I have the following code for unzip and concatenate .csv files of a directory into a new merged .csv file named base_flash.csv
def merge(self):
file_list = [self.unzipDir + '\\' + f for f in os.listdir(self.unzipDir) if f.startswith('relatorio')]
csv_list = []
for file in sorted(file_list):
csv_list.append(pd.read_csv(file, sep = ';', dtype=str, index_col=False, encoding='ansi', on_bad_lines='warn').assign(File_Name = os.path.basename(file)))
csv_merged = pd.concat(csv_list, ignore_index=True)
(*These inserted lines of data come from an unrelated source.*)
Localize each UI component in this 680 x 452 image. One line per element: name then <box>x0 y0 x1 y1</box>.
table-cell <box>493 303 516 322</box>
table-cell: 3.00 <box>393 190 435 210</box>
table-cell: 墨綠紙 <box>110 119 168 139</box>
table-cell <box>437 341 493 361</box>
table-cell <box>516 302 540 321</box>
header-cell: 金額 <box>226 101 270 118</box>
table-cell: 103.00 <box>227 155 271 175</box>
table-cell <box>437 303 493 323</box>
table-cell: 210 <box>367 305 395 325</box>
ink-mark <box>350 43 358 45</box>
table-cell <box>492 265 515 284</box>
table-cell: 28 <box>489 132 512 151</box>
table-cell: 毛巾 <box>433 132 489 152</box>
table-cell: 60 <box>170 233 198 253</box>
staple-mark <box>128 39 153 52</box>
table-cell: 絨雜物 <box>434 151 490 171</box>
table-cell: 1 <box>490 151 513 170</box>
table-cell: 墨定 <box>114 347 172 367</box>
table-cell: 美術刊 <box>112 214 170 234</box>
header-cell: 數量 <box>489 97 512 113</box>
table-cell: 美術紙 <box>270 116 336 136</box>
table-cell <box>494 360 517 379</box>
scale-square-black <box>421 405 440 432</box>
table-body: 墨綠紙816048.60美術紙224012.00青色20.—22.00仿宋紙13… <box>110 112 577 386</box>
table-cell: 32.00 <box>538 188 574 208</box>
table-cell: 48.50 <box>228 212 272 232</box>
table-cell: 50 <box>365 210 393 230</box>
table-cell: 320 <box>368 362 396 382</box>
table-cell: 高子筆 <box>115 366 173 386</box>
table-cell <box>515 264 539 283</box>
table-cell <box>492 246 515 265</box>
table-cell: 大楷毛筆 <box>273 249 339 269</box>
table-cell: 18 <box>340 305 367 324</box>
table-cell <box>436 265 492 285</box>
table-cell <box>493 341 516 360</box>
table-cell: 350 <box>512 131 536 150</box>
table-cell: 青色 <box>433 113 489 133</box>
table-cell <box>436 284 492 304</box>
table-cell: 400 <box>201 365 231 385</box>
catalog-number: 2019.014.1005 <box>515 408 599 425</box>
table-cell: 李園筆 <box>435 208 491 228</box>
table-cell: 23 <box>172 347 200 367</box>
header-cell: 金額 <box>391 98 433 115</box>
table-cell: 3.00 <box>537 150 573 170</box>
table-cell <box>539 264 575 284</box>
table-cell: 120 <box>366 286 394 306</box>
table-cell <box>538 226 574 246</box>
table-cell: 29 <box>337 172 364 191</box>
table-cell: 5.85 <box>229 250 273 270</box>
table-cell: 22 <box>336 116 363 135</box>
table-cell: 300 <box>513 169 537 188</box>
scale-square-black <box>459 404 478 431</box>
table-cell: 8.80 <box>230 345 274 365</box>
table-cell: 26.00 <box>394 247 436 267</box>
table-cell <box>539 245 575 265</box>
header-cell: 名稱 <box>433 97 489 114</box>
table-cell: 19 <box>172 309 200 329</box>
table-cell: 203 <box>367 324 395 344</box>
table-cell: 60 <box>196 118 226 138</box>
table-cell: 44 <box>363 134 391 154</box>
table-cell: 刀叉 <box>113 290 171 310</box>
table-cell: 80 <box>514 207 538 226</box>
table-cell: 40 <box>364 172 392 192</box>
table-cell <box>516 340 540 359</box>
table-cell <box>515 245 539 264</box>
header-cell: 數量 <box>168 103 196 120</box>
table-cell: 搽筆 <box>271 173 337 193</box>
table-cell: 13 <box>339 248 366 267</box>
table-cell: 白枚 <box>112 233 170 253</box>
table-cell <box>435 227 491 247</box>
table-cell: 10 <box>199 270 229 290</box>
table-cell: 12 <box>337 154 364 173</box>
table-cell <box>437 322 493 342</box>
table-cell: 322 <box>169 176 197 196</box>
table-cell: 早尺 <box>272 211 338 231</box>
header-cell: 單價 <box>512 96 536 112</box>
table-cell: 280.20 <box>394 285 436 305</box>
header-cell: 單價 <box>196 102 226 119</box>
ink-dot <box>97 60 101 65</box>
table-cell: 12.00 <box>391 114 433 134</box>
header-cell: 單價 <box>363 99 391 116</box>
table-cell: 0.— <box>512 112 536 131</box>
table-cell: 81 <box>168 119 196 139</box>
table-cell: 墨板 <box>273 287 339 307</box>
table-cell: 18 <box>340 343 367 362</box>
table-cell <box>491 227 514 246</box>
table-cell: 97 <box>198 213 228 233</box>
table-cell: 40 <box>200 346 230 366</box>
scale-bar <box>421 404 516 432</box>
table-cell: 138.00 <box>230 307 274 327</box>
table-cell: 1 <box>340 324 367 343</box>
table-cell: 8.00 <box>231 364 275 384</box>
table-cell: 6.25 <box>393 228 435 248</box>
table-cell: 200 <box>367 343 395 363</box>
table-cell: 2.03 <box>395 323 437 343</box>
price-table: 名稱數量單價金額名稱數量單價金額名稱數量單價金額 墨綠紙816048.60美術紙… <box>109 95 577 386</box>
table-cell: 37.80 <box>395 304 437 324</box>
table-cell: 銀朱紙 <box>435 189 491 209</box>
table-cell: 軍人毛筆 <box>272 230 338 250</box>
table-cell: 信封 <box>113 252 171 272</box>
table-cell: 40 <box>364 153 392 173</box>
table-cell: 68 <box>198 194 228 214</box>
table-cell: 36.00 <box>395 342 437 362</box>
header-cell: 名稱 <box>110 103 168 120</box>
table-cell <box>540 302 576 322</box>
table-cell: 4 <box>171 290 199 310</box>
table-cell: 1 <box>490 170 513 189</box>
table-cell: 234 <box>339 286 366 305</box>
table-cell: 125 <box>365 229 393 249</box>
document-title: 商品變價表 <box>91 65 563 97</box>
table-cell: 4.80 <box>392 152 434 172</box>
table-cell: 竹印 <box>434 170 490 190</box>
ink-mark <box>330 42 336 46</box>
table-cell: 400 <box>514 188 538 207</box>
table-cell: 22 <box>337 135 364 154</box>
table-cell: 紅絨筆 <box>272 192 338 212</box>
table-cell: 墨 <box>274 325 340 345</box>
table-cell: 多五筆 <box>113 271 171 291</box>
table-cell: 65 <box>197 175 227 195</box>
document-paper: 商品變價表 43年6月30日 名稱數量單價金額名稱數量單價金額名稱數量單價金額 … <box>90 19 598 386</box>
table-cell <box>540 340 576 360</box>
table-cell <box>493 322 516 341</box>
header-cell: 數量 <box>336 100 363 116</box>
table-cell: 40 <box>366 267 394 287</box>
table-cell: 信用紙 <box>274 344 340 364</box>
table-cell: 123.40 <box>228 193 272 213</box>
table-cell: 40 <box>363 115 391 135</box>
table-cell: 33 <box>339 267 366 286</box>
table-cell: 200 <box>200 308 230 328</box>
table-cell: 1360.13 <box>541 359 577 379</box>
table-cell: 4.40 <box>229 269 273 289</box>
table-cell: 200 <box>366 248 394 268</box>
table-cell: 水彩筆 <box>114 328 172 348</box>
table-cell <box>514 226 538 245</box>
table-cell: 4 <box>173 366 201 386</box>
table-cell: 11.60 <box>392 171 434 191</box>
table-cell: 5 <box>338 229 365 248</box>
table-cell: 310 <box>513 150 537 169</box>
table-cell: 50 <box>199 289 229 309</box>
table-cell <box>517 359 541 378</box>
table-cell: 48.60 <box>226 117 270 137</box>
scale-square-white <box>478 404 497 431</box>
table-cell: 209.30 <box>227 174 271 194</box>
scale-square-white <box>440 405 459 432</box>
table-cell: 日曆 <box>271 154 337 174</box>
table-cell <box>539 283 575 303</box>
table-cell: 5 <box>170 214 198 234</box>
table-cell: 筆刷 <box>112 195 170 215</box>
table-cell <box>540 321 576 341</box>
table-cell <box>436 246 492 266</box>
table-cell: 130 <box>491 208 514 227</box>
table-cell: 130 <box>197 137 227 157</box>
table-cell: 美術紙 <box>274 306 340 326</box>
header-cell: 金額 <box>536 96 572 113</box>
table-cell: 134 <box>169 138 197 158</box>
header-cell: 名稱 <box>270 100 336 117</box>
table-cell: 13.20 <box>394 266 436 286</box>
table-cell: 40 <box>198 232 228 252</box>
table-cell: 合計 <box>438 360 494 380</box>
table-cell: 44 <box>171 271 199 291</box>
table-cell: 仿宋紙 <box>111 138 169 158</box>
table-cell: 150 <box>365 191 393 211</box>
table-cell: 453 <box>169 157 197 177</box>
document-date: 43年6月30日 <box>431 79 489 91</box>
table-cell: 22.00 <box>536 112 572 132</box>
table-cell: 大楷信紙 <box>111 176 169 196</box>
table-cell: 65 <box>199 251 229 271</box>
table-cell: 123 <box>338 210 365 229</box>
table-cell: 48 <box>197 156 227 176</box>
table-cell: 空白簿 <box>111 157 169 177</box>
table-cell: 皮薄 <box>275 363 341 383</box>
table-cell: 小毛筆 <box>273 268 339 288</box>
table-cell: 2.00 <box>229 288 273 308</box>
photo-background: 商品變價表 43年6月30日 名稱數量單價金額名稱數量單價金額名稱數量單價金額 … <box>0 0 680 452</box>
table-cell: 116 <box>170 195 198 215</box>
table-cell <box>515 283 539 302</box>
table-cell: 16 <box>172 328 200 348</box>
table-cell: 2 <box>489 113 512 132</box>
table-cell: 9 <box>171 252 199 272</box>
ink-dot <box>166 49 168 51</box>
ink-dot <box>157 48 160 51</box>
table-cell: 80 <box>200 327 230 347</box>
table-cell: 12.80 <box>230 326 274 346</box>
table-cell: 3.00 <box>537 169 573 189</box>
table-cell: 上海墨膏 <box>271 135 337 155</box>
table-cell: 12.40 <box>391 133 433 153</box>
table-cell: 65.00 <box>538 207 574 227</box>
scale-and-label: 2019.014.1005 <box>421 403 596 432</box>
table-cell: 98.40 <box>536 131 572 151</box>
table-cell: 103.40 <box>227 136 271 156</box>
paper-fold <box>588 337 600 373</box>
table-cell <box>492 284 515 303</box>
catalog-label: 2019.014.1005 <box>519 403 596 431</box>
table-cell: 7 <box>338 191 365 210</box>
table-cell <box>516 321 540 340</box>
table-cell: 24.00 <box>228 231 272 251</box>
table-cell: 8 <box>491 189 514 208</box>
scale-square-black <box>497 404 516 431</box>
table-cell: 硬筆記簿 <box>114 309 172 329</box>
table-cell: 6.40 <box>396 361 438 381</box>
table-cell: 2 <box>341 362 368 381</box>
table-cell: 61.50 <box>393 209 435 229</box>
csv_merged.to_csv('base_flash.csv', index=False, sep = ';', encoding='ansi')
print(csv_merged)
Some files have bad lines with more fields than expected:
b'Skipping line 331: expected 68 fields, saw 70\nSkipping line 343: expected 68 fields, saw 70\nSkipping line 468: expected 68 fields, saw 70\nSkipping line 484: expected 68 fields, saw 70\n'
b'Skipping line 327: expected 68 fields, saw 70\nSkipping line 343: expected 68 fields, saw 70\nSkipping line 415: expected 68 fields, saw 70\n'
b'Skipping line 131: expected 68 fields, saw 70\n'
b'Skipping line 518: expected 68 fields, saw 70\nSkipping line 558: expected 68 fields, saw 70\n'
b'Skipping line 124: expected 68 fields, saw 69\nSkipping line 137: expected 68 fields, saw 69\n'
b'Skipping line 187: expected 68 fields, saw 70\nSkipping line 259: expected 68 fields, saw 70\n'
I have found the problem in the CSV file which is: there is more ;; than should have.
There is a way to make a separated dataframe to deal with these bad lines? Or maybe even remove a pair of semicolons to restore the column in place?